NEW YORK — Starbucks was ordered Monday by a federal judge to face a lawsuit claiming that several of its Refresher fruit drinks lacked a key ingredient: fruit.

U.S. District Judge John Cronan in Manhattan denied Starbucks’ request to dismiss nine of 11 claims in the proposed class action, saying “a significant portion of reasonable consumers” would expect their drinks to contain fruits mentioned in their name.

Consumers complained that Starbucks Mango Dragonfruit, Mango Dragonfruit Lemonade, Pineapple Passionfruit, Pineapple Passionfruit Lemonade, Strawberry Açai and Strawberry Açai Lemonade Refreshers did not contain any of the advertised mango, passion fruit or acai.

Plaintiffs Joan Kominis, of Astoria, New York, and Jason McAllister, of Fairfield, California, said the main ingredients were water, grape juice concentrate and sugar, and that Starbucks’ misleading names had led to overbilling. They said it violated their state’s consumer protection laws.

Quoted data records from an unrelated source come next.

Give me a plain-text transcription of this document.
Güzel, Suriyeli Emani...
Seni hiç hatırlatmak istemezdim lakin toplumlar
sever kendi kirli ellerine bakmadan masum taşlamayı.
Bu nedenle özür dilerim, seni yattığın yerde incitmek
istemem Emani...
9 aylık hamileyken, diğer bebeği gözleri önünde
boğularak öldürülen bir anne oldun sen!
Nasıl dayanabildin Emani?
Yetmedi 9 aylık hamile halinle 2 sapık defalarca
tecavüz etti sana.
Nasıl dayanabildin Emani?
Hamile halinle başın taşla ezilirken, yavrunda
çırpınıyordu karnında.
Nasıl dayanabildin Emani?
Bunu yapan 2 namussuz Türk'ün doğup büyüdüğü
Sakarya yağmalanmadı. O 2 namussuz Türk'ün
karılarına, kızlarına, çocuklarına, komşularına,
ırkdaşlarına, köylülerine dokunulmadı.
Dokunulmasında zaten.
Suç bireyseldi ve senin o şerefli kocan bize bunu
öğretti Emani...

Starbucks is facing a lawsuit after allegations that its Refresher drinks don’t actually contain any fruit.
Getty Images

In seeking dismissal, Seattle-based Starbucks said product names described the flavors of the drinks rather than their ingredients, and that its menus accurately advertised those flavors.

It also said no reasonable consumer would have been confused and that its baristas could have “sufficiently cleared up” any confusion if consumers had questions.

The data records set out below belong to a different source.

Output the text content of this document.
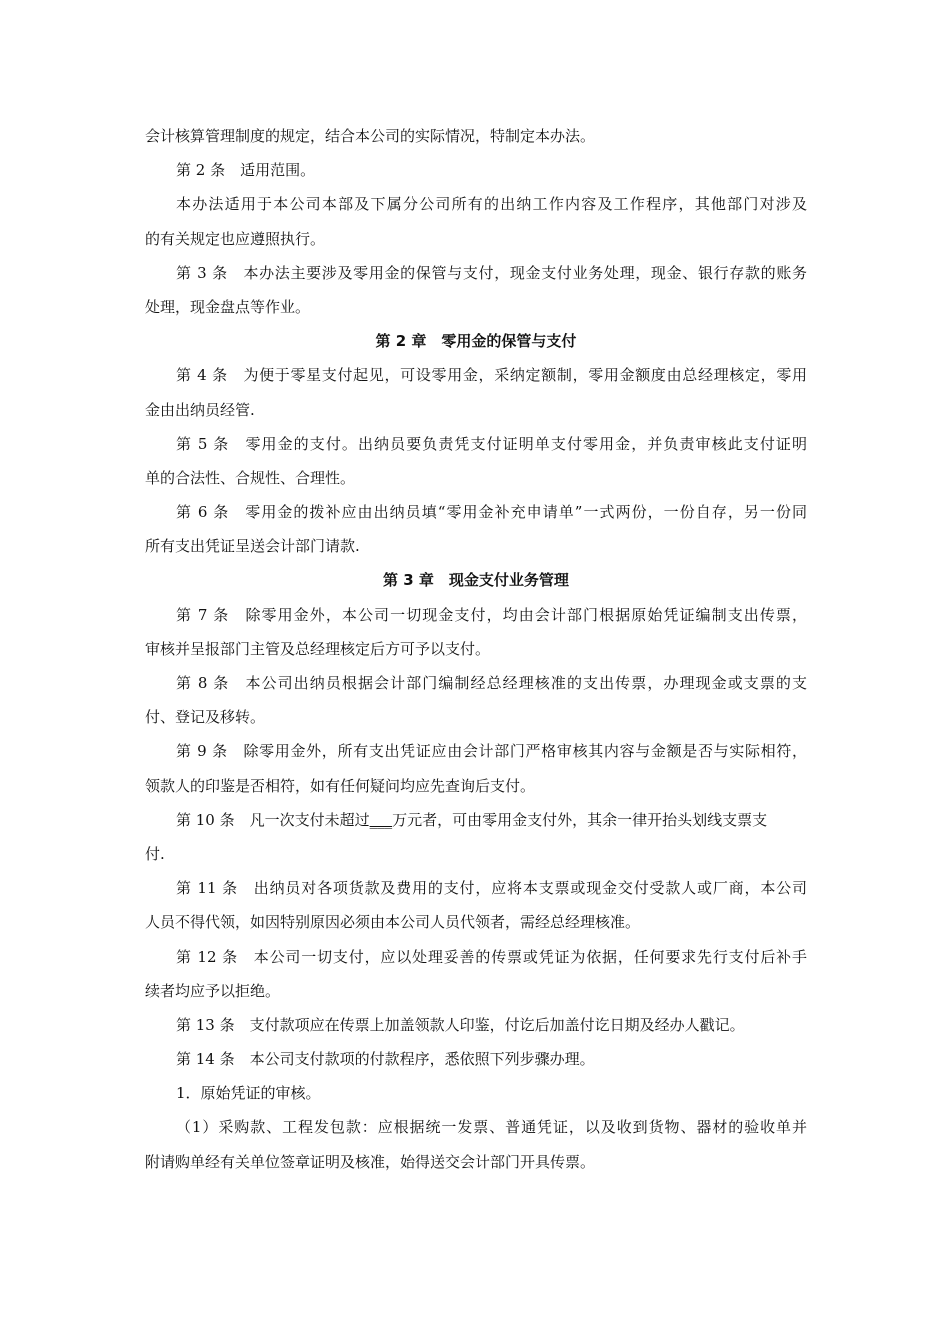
会计核算管理制度的规定，结合本公司的实际情况，特制定本办法。
第 2 条　适用范围。
本办法适用于本公司本部及下属分公司所有的出纳工作内容及工作程序，其他部门对涉及
的有关规定也应遵照执行。
第 3 条　本办法主要涉及零用金的保管与支付，现金支付业务处理，现金、银行存款的账务
处理，现金盘点等作业。
第 2 章　零用金的保管与支付
第 4 条　为便于零星支付起见，可设零用金，采纳定额制，零用金额度由总经理核定，零用
金由出纳员经管.
第 5 条　零用金的支付。出纳员要负责凭支付证明单支付零用金，并负责审核此支付证明
单的合法性、合规性、合理性。
第 6 条　零用金的拨补应由出纳员填“零用金补充申请单”一式两份，一份自存，另一份同
所有支出凭证呈送会计部门请款.
第 3 章　现金支付业务管理
第 7 条　除零用金外，本公司一切现金支付，均由会计部门根据原始凭证编制支出传票，
审核并呈报部门主管及总经理核定后方可予以支付。
第 8 条　本公司出纳员根据会计部门编制经总经理核准的支出传票，办理现金或支票的支
付、登记及移转。
第 9 条　除零用金外，所有支出凭证应由会计部门严格审核其内容与金额是否与实际相符，
领款人的印鉴是否相符，如有任何疑问均应先查询后支付。
第 10 条　凡一次支付未超过___万元者，可由零用金支付外，其余一律开抬头划线支票支
付.
第 11 条　出纳员对各项货款及费用的支付，应将本支票或现金交付受款人或厂商，本公司
人员不得代领，如因特别原因必须由本公司人员代领者，需经总经理核准。
第 12 条　本公司一切支付，应以处理妥善的传票或凭证为依据，任何要求先行支付后补手
续者均应予以拒绝。
第 13 条　支付款项应在传票上加盖领款人印鉴，付讫后加盖付讫日期及经办人戳记。
第 14 条　本公司支付款项的付款程序，悉依照下列步骤办理。
1．原始凭证的审核。
（1）采购款、工程发包款：应根据统一发票、普通凭证，以及收到货物、器材的验收单并
附请购单经有关单位签章证明及核准，始得送交会计部门开具传票。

But the judge said that unlike the term “vanilla,” which is the subject of numerous lawsuits, “there is nothing before the court to indicate that ‘mango,’ ‘passion fruit,’ and ‘açaí’ are terms that are generally understood to represent a flavor without also representing a flavor. this ingredient.

Cronan also said the confusion might be understandable because other Starbucks products have ingredients in their names — for example, Ice Matcha Tea Latte contains matcha and Honey Citrus Mint Tea contains honey and mint.

The judge dismissed a fraud claim, finding no evidence that Starbucks intended to defraud consumers, as well as a claim of unjust enrichment.

Starbucks, in a statement, called the lawsuit’s allegations “inaccurate and baseless” and said it looked forward to defending itself.

The trial began in August 2022 and alleged at least $5 million in damages. Robert Abiri, the plaintiffs’ attorney, said he was pleased with the decision and looks forward to representing the proposed class.

The case is Kominis et al v. Starbucks Corp, United States District Court, Southern District of New York, No. 22-06673.